Rising obesity rates could cost Contra Costa County more than $1.3 billion annually in health care costs and lost productivity, according to a study released recently by the California Center for Public Health Advocacy.
The report shows a 33 percent rise in obesity rates statewide and the reported economic impact of being overweight, obese and physically inactive has nearly doubled, now costing California as a whole an estimated $41 billion a year.
An update of a 2000 report, this study breaks down the costs by county to allow local policy makers, business and community leaders, and community residents to know the economic effect of these conditions in their geographic areas.
Obesity is a troubling epidemic, said Dr. Wendel Brunner, Public Health Director with Contra Costa Health Services, which is Contra Costa’s public health system.
“With the epidemic of obesity we are seeing an increase in risks for heart attacks, strokes and diabetes. The Centers for Disease Control and Prevention has estimated that if current trends continue, as many as one out every five children today will grow up to have type II diabetes,” he said.
“Such health problems are devastating to the community and significantly drive up health care costs,” Brunner said “However, this analysis shows that if we can reduce obesity by even a small amount, it can have a significant benefit.

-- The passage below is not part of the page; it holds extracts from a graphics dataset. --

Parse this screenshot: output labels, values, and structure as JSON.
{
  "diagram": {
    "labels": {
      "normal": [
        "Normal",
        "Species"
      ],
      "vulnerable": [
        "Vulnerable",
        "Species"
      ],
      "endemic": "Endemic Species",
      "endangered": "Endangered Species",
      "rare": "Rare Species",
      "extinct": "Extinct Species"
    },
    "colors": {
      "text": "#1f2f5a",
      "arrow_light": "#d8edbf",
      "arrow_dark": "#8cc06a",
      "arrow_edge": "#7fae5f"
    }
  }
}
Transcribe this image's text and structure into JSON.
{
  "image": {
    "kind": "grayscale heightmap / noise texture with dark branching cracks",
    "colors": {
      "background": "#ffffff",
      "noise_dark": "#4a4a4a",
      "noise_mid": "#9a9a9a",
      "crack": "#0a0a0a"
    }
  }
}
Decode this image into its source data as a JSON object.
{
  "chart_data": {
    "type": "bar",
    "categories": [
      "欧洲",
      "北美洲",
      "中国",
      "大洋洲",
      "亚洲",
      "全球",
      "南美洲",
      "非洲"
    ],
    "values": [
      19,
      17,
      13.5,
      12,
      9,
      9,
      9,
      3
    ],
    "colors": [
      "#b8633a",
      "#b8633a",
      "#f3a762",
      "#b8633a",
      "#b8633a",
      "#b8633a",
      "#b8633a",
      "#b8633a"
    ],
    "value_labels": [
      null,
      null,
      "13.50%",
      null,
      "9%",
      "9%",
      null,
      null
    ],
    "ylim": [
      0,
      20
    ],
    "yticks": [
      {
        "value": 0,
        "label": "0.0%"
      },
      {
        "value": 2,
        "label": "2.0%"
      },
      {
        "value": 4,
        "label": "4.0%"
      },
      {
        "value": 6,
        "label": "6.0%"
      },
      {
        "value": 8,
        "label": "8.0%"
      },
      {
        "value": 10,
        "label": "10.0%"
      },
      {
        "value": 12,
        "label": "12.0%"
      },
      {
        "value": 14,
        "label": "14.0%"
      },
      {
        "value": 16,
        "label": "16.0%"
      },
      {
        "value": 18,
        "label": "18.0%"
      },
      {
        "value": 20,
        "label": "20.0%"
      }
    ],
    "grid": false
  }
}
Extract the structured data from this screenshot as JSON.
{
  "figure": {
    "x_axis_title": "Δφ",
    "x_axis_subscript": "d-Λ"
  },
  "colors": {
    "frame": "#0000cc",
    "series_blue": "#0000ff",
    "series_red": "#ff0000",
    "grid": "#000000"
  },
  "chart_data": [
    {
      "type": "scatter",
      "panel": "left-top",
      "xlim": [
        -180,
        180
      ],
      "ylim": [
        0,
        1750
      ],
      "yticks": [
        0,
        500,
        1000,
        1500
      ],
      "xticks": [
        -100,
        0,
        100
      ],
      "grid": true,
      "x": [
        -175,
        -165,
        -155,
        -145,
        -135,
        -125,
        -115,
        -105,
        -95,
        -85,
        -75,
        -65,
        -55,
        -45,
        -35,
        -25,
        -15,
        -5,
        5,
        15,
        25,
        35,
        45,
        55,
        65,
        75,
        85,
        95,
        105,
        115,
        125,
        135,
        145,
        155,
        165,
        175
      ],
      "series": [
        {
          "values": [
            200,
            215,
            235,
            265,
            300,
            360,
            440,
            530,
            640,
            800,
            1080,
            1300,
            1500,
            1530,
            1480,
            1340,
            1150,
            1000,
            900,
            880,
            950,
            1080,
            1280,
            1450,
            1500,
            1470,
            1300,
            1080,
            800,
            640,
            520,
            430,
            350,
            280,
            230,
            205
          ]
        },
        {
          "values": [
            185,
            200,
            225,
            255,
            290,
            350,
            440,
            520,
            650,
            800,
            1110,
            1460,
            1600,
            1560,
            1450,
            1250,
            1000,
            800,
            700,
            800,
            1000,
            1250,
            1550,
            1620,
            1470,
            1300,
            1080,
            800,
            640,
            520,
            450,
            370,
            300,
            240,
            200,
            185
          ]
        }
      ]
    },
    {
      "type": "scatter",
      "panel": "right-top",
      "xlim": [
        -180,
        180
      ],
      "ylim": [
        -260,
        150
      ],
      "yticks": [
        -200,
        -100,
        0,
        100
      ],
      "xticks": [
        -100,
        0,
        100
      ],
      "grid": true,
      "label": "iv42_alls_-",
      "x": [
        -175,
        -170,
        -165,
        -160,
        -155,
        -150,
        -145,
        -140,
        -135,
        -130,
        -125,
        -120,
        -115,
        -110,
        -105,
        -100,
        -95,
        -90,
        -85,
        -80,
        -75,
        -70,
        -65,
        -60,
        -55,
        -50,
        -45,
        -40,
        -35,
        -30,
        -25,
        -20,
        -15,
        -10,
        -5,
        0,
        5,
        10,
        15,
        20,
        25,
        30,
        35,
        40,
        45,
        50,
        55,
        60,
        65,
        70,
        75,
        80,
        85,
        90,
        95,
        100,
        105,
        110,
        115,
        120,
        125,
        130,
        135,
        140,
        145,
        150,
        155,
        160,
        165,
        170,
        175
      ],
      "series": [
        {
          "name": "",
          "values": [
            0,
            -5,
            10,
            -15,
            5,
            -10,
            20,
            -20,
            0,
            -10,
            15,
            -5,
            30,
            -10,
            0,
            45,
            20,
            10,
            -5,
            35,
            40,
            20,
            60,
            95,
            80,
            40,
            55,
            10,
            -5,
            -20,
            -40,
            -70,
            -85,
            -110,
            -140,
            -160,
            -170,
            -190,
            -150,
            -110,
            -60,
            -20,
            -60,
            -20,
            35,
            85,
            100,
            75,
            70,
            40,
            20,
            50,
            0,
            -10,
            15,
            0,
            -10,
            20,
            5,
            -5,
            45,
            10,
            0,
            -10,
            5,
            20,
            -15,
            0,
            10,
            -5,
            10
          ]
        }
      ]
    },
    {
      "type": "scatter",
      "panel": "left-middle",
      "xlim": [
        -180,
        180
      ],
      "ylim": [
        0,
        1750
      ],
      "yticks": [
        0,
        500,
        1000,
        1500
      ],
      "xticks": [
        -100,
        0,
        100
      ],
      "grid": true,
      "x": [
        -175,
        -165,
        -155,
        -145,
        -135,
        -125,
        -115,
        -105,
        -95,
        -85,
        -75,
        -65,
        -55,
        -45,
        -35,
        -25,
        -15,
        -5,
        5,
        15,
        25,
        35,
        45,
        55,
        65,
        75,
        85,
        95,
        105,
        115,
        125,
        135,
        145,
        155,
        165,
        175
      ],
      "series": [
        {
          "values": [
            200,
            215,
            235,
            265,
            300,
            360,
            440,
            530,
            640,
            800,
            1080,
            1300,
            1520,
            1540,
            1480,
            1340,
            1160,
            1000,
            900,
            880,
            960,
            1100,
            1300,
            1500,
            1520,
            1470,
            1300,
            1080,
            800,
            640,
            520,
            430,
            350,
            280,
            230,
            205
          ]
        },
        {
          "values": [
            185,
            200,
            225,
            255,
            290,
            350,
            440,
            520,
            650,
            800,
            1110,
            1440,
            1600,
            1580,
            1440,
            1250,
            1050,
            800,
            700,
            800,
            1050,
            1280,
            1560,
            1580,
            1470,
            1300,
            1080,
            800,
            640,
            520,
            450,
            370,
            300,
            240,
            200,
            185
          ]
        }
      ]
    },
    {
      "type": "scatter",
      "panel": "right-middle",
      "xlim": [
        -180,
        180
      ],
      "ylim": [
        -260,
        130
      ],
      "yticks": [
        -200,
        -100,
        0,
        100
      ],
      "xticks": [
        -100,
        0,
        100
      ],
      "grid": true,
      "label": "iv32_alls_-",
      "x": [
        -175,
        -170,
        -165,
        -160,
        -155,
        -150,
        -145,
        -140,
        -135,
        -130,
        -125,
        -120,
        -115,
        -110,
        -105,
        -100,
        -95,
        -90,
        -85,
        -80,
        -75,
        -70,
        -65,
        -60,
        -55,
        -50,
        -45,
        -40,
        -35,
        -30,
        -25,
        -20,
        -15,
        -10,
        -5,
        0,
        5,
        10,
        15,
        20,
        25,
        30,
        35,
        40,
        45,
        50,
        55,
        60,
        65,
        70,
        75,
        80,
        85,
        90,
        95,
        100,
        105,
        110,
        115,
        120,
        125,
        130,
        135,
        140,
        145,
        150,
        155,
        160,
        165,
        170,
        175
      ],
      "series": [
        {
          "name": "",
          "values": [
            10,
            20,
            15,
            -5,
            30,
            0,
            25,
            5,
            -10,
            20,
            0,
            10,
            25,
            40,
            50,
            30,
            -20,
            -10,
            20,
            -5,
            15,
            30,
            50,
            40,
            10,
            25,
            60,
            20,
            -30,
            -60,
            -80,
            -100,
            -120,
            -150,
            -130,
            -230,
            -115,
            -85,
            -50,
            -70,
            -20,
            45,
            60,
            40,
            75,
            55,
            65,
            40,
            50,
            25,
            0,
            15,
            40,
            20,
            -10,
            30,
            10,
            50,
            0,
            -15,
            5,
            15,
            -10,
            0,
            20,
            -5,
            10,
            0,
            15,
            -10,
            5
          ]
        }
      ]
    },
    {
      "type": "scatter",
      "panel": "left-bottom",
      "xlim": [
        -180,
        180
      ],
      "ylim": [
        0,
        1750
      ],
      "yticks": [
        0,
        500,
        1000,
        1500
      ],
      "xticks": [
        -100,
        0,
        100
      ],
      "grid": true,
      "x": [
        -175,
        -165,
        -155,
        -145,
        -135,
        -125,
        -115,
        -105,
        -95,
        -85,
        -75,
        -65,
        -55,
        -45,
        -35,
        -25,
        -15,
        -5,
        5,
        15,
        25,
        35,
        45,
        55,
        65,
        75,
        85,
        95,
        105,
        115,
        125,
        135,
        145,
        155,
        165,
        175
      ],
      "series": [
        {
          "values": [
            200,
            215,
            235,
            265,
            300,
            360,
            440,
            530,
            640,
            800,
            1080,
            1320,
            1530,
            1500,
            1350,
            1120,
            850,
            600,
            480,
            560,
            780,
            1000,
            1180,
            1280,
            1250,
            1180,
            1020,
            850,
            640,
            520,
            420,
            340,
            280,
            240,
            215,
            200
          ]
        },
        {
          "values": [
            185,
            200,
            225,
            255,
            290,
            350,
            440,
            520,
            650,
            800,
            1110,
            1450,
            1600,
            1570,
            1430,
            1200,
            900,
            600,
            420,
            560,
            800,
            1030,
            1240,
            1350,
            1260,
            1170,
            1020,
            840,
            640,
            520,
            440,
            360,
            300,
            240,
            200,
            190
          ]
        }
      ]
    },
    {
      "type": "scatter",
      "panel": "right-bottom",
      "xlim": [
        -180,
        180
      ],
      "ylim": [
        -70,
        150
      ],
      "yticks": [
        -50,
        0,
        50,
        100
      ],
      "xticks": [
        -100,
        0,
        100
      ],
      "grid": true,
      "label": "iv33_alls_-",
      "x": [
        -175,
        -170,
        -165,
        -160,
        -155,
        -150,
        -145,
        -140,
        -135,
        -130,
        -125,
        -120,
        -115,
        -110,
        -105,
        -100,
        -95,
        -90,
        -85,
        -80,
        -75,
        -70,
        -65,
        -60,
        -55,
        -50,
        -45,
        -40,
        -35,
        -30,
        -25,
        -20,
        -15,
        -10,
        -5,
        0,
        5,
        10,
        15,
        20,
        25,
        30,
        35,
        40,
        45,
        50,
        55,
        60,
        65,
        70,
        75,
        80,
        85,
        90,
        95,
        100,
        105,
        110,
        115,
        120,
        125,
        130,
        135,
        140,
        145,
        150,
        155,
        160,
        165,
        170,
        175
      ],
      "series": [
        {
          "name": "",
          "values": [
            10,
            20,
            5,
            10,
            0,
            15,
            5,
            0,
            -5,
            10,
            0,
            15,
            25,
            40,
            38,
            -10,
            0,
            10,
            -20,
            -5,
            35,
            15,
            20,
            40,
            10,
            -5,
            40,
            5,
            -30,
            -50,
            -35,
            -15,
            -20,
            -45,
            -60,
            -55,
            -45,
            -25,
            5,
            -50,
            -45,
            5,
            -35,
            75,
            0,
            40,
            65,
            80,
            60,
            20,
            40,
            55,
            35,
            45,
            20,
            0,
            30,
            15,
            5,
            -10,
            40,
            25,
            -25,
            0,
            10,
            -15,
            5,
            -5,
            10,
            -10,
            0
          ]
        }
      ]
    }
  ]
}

This is why it is important to put resources into programs that help prevent and reduce obesity.”
The health services agency is involved in the Healthy Eating Active Living (HEAL) collaborative in West County, which is working with communities, schools, business and health providers to promote healthy eating and physical activity in the community.
The City of Richmond has developed a Health and Wellness element in its general plan that is designed to encourage the building of walkable neighborhoods, bike paths, access to healthy food, and safe parks and play grounds.